O que fez Ahmad ibn Majid entrar para história não foi a descoberta de terras novas ou uma vitória em batalha naval, mas sim por ele ter transformado através de seus escritos a arte da navegação em uma ciência elaborada. Poliglota, dominava o tamil, persa e árabe. Escreveu também sobre geografia, religião, história, literatura e genealogia. Realizado poeta, compôs mais de 34 poemas e prosa sobre a ciência da navegação com cerca de versos.
Seu trabalho mais importante, de 38 escritos, foi o Kitab al-Fawa’id fi Usul ’Ilm al-Bahr wa’ l-Qawa’id (Livro de Informações Úteis sobre os Princípios e Regras de Navegação), compilado em 1490, uma enciclopédia de conhecimentos náuticos que tratava principalmente da história e os princípios básicos da navegação, fases lunares, linhas de rumo, a diferença entre a navegação costeira e a mar aberto, a localização dos portos da África Oriental à Indonésia, as posições das estrelas, informações sobre as monções e ventos sazonais, tufões e outros tópicos para navegadores profissionais. Seus escritos reuniam todo conhecimento náutico que se tinha no mundo até então.
Segundo fontes, em 1498 Vasco Da Gama navegou para o porto de Mombaça no Quênia, onde encontrou Ahmad ibn Majid, recrutando-o e pedindo para que o guiasse em sua rota marítima para a Índia, tendo Ahmad aceitado a proposta e levado as naus lusitanas e sua maltrapilha e pobre tripulação por aquele mundo completamente desconhecido por eles, abrindo assim a primeira viagem bem sucedida à Índia na Era das Navegações.
Contudo, a tese da difamação otomana vinda do cronista do século XVI Qutb al-Din deveria neste caso ser encarada como uma prova de que ele ajudou Vasco, e não um desabono, visto que justamente a difamação existe para descredibilizar a natureza do feito de Ahmad, “ajudar os infiéis’’, e não negar que aquilo aconteceu.
Entretanto, algo que é indiscutível sobre a influencia de Ahmad na navegação dos portugueses é que Vasco sem sombra de dúvida levou manuscritos árabes de navegação, provavelmente de Ahmad, à corte na volta de sua expedição no final do século XV. Em seu próprio livro Ahmad chega até mesmo a descrever seu conhecimento das viagens portuguesas, dizendo que uma raça de “francos’’, termo utilizado para europeus em geral, vindos de depois do Marcos, ou seja, Portugal, havia chegado ao Oceano índico. Se a influencia de Ahmad foi pessoal ou intelectual, provavelmente jamais saberemos.

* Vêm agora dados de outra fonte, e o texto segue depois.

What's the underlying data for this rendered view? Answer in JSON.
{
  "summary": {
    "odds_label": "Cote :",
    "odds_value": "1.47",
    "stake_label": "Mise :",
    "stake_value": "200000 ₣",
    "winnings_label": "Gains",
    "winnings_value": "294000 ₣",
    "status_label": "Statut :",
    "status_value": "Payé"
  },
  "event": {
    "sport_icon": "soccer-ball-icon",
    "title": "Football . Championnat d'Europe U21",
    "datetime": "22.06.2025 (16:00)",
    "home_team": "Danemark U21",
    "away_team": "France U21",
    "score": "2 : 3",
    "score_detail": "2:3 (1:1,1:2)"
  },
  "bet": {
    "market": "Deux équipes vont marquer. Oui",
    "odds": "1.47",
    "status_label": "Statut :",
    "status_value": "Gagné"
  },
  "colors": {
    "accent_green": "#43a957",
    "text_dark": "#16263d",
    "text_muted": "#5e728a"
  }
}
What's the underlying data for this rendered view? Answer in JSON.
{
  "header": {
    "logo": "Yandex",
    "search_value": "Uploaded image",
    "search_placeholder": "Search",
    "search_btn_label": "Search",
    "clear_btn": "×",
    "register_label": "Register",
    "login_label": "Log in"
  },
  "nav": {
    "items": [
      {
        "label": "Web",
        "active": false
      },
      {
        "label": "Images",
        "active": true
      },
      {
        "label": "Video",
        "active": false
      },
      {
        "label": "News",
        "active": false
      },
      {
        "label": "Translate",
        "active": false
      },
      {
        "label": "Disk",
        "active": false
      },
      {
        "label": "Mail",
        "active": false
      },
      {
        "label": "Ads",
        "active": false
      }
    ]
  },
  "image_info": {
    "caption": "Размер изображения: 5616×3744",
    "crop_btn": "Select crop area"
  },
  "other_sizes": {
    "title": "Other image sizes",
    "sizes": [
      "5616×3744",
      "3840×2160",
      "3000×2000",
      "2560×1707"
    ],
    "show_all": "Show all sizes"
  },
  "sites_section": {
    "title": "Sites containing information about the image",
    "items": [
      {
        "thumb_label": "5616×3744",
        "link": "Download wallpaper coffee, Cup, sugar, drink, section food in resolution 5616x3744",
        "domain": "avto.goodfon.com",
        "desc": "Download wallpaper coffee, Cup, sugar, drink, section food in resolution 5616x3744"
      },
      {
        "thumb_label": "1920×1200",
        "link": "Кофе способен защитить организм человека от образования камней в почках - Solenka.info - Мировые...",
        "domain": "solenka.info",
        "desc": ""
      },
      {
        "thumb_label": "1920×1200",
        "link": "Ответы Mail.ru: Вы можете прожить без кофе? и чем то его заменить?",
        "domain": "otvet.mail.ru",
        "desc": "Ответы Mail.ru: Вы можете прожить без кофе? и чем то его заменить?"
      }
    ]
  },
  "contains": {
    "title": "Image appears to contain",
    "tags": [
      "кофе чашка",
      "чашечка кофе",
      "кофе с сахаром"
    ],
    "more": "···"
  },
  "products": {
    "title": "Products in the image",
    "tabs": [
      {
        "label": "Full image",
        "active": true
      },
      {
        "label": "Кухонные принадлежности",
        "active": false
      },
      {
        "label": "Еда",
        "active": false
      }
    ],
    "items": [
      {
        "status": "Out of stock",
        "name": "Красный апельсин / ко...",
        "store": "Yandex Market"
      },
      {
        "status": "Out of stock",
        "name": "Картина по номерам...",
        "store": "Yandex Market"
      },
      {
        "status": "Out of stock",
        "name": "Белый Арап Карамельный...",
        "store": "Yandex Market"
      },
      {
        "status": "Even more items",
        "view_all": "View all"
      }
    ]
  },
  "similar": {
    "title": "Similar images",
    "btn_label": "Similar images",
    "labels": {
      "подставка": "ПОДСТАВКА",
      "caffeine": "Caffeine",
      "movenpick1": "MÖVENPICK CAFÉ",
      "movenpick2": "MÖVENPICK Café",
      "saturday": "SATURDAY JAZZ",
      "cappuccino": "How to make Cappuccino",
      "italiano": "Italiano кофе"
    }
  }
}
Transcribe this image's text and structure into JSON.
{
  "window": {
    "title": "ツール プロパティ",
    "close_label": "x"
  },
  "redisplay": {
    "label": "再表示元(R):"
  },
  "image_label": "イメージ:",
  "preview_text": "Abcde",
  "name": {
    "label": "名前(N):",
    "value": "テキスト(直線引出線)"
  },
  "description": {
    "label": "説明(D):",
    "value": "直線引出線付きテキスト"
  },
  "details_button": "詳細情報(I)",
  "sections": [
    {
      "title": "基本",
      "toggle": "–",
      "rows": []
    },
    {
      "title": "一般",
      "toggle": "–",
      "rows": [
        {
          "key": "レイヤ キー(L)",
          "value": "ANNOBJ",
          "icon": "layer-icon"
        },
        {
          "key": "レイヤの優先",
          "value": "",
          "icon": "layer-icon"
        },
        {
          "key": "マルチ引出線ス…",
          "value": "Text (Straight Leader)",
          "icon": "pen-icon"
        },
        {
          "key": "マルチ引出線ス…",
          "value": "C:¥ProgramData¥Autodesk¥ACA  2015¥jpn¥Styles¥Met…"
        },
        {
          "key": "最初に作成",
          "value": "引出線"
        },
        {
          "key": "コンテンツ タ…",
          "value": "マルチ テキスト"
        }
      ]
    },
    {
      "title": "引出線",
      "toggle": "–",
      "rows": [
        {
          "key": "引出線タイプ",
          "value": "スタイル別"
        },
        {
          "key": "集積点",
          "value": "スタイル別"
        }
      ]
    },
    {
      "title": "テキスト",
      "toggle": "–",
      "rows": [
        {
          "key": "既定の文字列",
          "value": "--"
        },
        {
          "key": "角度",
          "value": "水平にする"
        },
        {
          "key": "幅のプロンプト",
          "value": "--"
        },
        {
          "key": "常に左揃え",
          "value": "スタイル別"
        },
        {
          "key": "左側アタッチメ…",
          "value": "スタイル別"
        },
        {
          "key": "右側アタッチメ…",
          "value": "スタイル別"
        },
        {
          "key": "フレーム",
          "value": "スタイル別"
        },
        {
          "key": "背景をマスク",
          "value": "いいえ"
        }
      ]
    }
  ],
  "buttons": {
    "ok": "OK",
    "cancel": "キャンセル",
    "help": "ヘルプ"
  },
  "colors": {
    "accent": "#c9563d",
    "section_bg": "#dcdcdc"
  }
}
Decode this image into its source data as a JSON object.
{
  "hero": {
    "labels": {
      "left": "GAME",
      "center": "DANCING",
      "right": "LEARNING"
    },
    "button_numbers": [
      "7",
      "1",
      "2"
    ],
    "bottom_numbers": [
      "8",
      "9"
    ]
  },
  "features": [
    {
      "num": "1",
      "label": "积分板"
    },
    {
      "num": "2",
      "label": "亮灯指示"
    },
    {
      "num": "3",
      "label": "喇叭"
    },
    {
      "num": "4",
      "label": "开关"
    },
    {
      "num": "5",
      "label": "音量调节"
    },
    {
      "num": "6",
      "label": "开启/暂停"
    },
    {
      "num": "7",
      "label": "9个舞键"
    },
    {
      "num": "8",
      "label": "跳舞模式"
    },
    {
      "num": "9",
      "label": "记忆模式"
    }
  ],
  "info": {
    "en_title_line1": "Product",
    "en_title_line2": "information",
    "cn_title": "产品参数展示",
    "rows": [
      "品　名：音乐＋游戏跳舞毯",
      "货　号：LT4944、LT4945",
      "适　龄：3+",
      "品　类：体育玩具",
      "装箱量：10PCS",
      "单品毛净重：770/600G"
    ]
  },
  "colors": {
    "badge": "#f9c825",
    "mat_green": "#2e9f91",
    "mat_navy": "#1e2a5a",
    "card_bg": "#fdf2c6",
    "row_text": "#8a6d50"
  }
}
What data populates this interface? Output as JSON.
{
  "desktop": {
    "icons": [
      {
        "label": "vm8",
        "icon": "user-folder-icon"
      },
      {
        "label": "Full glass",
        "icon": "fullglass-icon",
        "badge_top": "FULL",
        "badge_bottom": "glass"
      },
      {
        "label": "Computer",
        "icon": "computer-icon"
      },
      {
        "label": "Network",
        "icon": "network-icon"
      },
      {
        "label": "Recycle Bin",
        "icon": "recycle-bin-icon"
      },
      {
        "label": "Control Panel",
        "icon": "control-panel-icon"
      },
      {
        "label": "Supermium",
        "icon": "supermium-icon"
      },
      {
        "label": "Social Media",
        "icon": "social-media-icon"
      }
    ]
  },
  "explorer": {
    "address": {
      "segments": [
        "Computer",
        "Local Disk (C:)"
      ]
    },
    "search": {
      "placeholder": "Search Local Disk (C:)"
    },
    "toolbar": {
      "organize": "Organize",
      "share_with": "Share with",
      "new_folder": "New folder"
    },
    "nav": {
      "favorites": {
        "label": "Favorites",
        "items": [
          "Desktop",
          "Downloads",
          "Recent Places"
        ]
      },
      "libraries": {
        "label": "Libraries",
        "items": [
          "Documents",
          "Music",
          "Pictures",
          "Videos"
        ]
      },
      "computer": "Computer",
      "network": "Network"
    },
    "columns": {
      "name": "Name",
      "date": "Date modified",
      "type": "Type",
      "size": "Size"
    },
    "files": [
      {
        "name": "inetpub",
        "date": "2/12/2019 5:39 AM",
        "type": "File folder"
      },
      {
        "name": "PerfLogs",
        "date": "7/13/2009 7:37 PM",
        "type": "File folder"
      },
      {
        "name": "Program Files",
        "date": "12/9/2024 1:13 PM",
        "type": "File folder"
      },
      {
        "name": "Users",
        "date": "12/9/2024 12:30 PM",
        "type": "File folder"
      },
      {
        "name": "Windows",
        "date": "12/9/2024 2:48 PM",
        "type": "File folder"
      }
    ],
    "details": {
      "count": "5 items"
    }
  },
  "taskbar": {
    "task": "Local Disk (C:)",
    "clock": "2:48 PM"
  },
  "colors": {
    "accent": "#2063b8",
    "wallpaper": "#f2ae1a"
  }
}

Ahmad Ibn Majid morreu no ano de 1500, quando outro navegador português, um tal de Cabral que também tentava chegar a índia, acabou batendo num pedaço de terra no meio do caminho, no qual moramos hoje. Na cultura pop, na série de televisão Star Trek: Picard, ambientada no futuro, o personagem Cristóbal “Chris“ Rios (interpretado por Santiago Cabrera) é um ex-oficial da Frota Estelar que já serviu na nave estelar da Federação ’’USS Ibn Majid’’, NCC-75710, conforme revelado em o episódio de 2020 “Broken Pieces“, uma referencia e homenagem a Ahmad, que sem sombra de dúvida deixou um legado ambivalente para a navegação da civilização islâmica e ocidental.